Jeune réalisatrice argentine, Lucia Puenzo a commencé sa carrière en tant qu’écrivain avant de se lancer dans la réalisation en 2004 avec un court-métrage,
Los invisibiles. En 2007, elle signe son premier long-métrage remarqué lors de la Semaine de la Critique à Cannes,
XXY, film également récompensé d’un Goya du meilleur film étranger.
El nino pez est son second film qui a fait les honneurs du dernier Festival de Berlin. Elle revient avec nous sur ce nouveau projet très personnel, adaptation de son propre roman écrit il y a plus de dix ans. L’entretien qui suit révèle certaines scènes importantes du film.

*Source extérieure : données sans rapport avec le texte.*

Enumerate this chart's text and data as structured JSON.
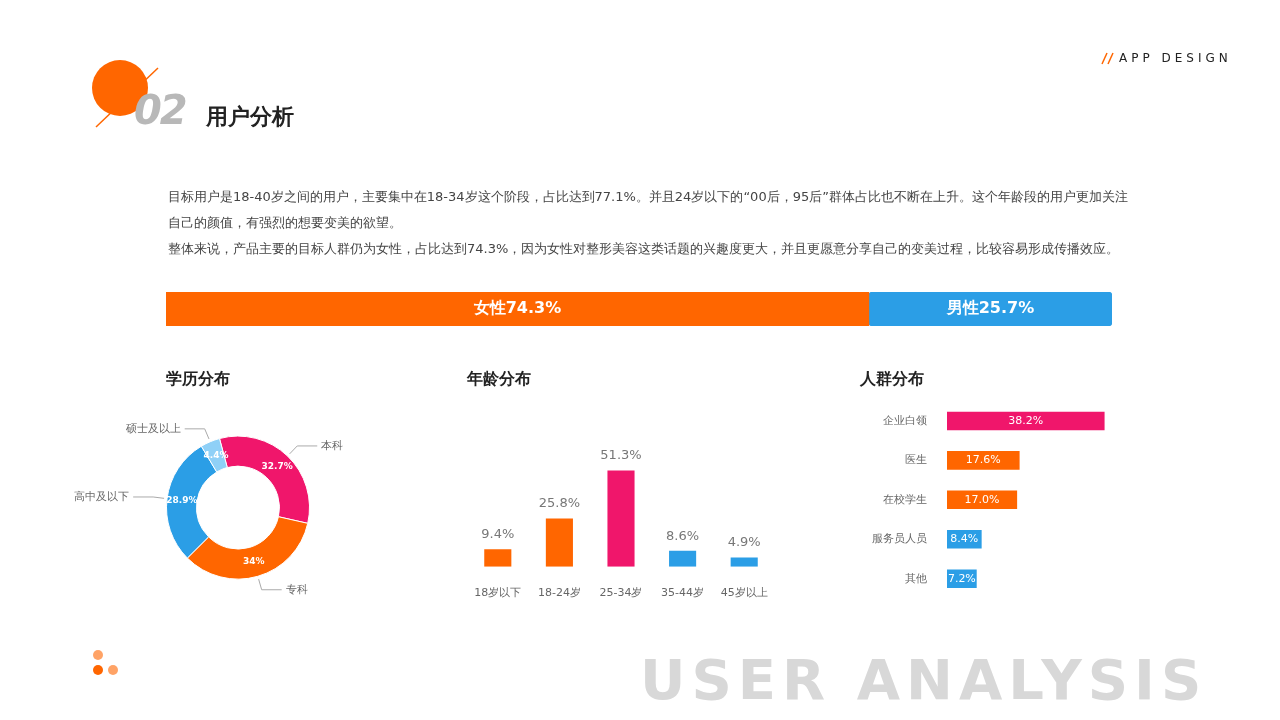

Vous aviez déjà travaillé avec Inès Efron sur votre premier long-métrage, XXY, elle fait encore dans votre nouveau film, El nino pez, une performance remarquable…Oui. Au départ je cherchais quelqu’un d’autre puis après sept mois de casting j’avais demandé à Inès de me donner un coup de main, j’avais déjà trouvé l’actrice pour l’autre rôle mais je n’arrivais pas à trouver celle qui devait incarner Lala. Donc j’ai demandé à Emme de faire un test avec Inès Efron, pour voir ce que cela donnait et puis Inès m’a persuadée qu’elle était l’actrice qu’il me fallait de nouveau. Inès était tout simplement le personnage.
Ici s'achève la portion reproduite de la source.